Help Unwanted Gang members often find that highly noticeable insignias on their hands, arms, necks and even faces — once a sign of inclusion in the gang — can prevent them from enlisting in the military or moving beyond a low-paying job, Wilkinson says.
“Usually,” Wilkinson explains, “they want to get a job beyond dishwasher and realize no one will hire them with a swastika on their arm.”
“That’s a red flag to an employer,” agrees Juan Avila, supervisor of San Jose’s “Clean Slate” program, which removed Ojeda’s tattoo. Since his city’s laser-removal program began in 1994, it has relied on city funding and volunteer medical staff to remove tattoos from more than 500 former gang members aged 14 to 25 years old.
A Lot of Demand Many of the programs have long waiting lists of people desperate for the service, which would cost thousands of dollars in their local doctor’s office.

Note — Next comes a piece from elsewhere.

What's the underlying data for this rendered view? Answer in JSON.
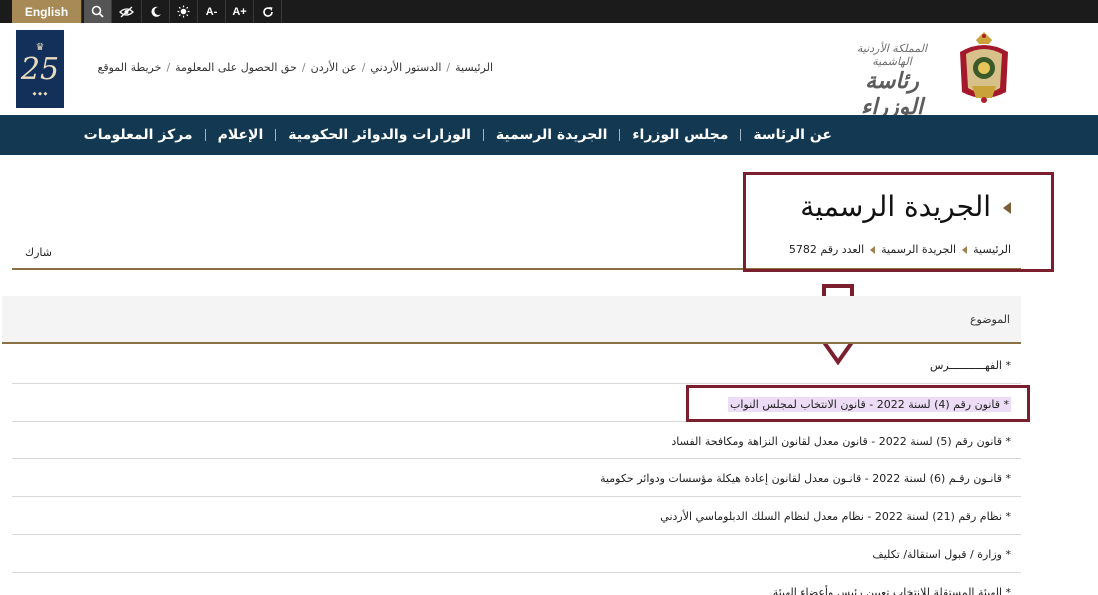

“I’ve seen people who used hot irons, knives or poured acid on their tattoos to get rid of them,” Wilkinson says. “They said, ‘If we’d have known this program was here, we never would have tried to burn off the tattoo.’”
According to a survey done last year by the Bandera Police Department, 95 percent of the former gang members who had tattoos removed are now drug-free and employed, Wilkinson says.
The Texas attorney general’s office received a $90,000 grant to expand the Bandera infrared coagulation tattoo removal program by early next year to 14 cities throughout the state, including Austin, Corpus Christi, San Antonio, Dallas, and Houston, says Pam Miller, senior adviser to the juvenile crime intervention division.